Por Salvador Munguía

Antes de que Nicolás naciera, mi abuela, solía contarme sobre la torta bajo el brazo. Tal desatino no era otra cosa que un conjunto de bendiciones espirituales y sobre todo monetarias. De jugosas ofertas laborales y de una solvencia económica asombrosa y mágica, que llegaba justo cuando los hijos pisaban el mundo. Según mi abuela -y algunas otras personas optimistas- en cuanto Nicolás naciera, no habría manera de qué preocuparse. Me esperaba un trabajo digno y bien remunerado, un auto del año, una casa propia y muchos viajes al extranjero. Abundancia y éxito.

 —Te cuento, –me dijo un día mi abuela- cuando nació tu madre, tu abuelo no tenía trabajo, lo habían corrido por borracho. Nació tu madre y rápido consiguió el mejor empleo de su vida. Dos años después nació tu tía Silvia, y con ella estrenamos nuestra primera casa. Enseguida nació tu tío, y para ese entonces ya vivíamos bastante bien.

— ¿Y qué fue lo que pasó, abuela?, ¿dónde quedó todo? –pregunté incrédulo-.

—Eres un cretino, Salvador, eso es lo que eres, -concluyó la abuela sin dar mejores explicaciones-.

No sé de dónde se habrán inventado tal disparate. Lo cierto es que los niños cuestan, y mucho. Nicolás no es la excepción. El crío está por cumplir un año y nada en el mundo me hace tan feliz que ese pequeño renacuajo. Pero monetariamente hablando, no veo la luz al final del túnel. Mis bolsillos se quedan vacíos en cuanto llega la quincena. Si no son los pañales, es la leche especial antirreflujo que se toma el bicho cabrón para que no tenga coliquitos en la pancita. Pero la leche no es suficiente, habrá que combinarse con una avenita. El menú, además, incluye por lo menos un gerber diario y papillas extravagantes. También hay que dejarle el culito brillante y humectado con unas toallitas que se terminan cada tercer día, y sí se llegara a enfermar, o a tener alguna molestia física, estoy en problemas.
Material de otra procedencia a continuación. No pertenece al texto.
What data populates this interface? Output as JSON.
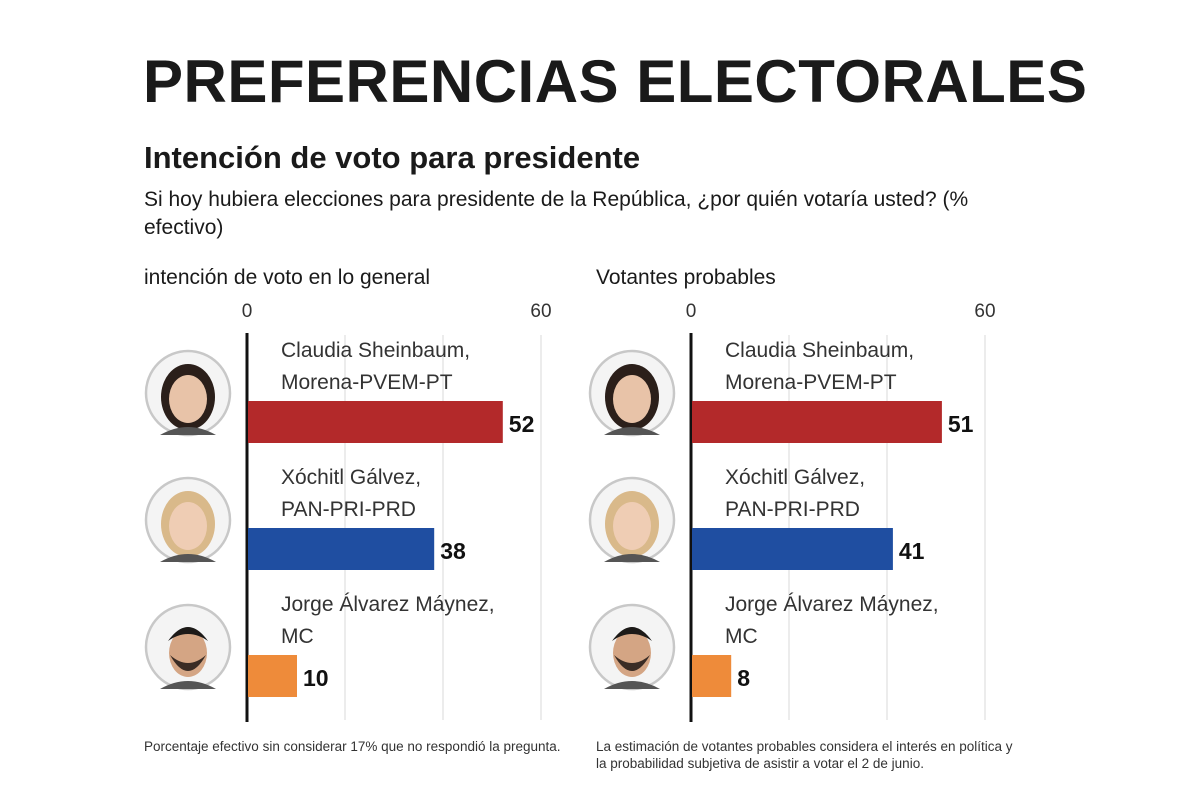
{
  "title": "PREFERENCIAS ELECTORALES",
  "subtitle": "Intención de voto para presidente",
  "question": "Si hoy hubiera elecciones para presidente de la República, ¿por quién votaría usted? (% efectivo)",
  "colors": {
    "morena": "#b3292a",
    "pan": "#1f4ea1",
    "mc": "#ee8b3a",
    "grid": "#d8d8d8",
    "axis": "#111111"
  },
  "chart_data": [
    {
      "type": "bar",
      "orientation": "horizontal",
      "title": "intención de voto en lo general",
      "xlim": [
        0,
        60
      ],
      "ticks": [
        0,
        60
      ],
      "gridlines": [
        0,
        20,
        40,
        60
      ],
      "categories": [
        [
          "Claudia Sheinbaum,",
          "Morena-PVEM-PT"
        ],
        [
          "Xóchitl Gálvez,",
          "PAN-PRI-PRD"
        ],
        [
          "Jorge Álvarez Máynez,",
          "MC"
        ]
      ],
      "values": [
        52,
        38,
        10
      ],
      "bar_colors": [
        "#b3292a",
        "#1f4ea1",
        "#ee8b3a"
      ],
      "note": "Porcentaje efectivo sin considerar 17% que no respondió la pregunta."
    },
    {
      "type": "bar",
      "orientation": "horizontal",
      "title": "Votantes probables",
      "xlim": [
        0,
        60
      ],
      "ticks": [
        0,
        60
      ],
      "gridlines": [
        0,
        20,
        40,
        60
      ],
      "categories": [
        [
          "Claudia Sheinbaum,",
          "Morena-PVEM-PT"
        ],
        [
          "Xóchitl Gálvez,",
          "PAN-PRI-PRD"
        ],
        [
          "Jorge Álvarez Máynez,",
          "MC"
        ]
      ],
      "values": [
        51,
        41,
        8
      ],
      "bar_colors": [
        "#b3292a",
        "#1f4ea1",
        "#ee8b3a"
      ],
      "note": "La estimación de votantes probables considera el interés en política y la probabilidad subjetiva de asistir a votar el 2 de junio."
    }
  ]
}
Tengo varias opciones para estos imprevistos: asaltar un Oxxo o un banco, vender un riñón, hacerme sicario, donar sangre por unos centavos, empeñar algo o pedir prestado. He optado por los dos caminos más fáciles. En lo que va del año, he empeñado un reloj de marca –el que por cierto, ahí perdí- la lavadora y una laptop vieja. Lo último que llevé fue una cadenita de oro que el padrino de mi hijo le regaló en su bautizo. El padrino y la cadenita resultaron más falsos que los orgasmos de una mujer. En cuanto le pusieron el líquido para saber de cuántos kilates era, a la cadena se le cayó un pedazo, y a mí me dio diabetes.

Hace unas semanas, me tocaba a mí surtir la despensa del niño, pero las deudas bancarias me tenían –y me tienen- en la quiebra.  Siempre he cumplido con mis obligaciones, así que abastecí  una despensa “genérica”. Pero también hice pequeñas trampas. Por ejemplo, para que la madre del bicho no se diera cuenta y no me corriera de la casa, reemplacé la leche cara por una más barata, vacié el polvo blanco en el bote de leche caro, y listo. Compré como 800 pañales sueltos en el mercado de abastos, argumenté que eran importados y que le alcanzarían hasta los 10 años. En lugar de gerbers, compré fruta fresca, era más saludable, repliqué.

Los problemas empezaron con los pañales “importados”. Unos venían rotos, otros no pegaban, otros le causaron alergia y no cumplían el objetivo de mantenerlo seco. Todos los días, Nico, amanecía orinado hasta el cuello. Lo peor era cuando andaba sueltito de la panza, la leche barata comenzaba a dar problemas, y con esos pañales aquello era un batidero. Después vino de nuevo el reflujo y ya nada fue igual. Yo comencé a dormir mal, tenía pesadillas y la conciencia intranquila. La madre del crío exigió que lo lleváramos al doctor, pero para eso, tuve que pasar el día entero en un laboratorio médico, me sometí a todo tipo de pruebas clínicas, extrajeron litros de sangre gratificados por unos cuantos salarios mínimos. Carajo, me había convertido en un maldito conejillo de indias.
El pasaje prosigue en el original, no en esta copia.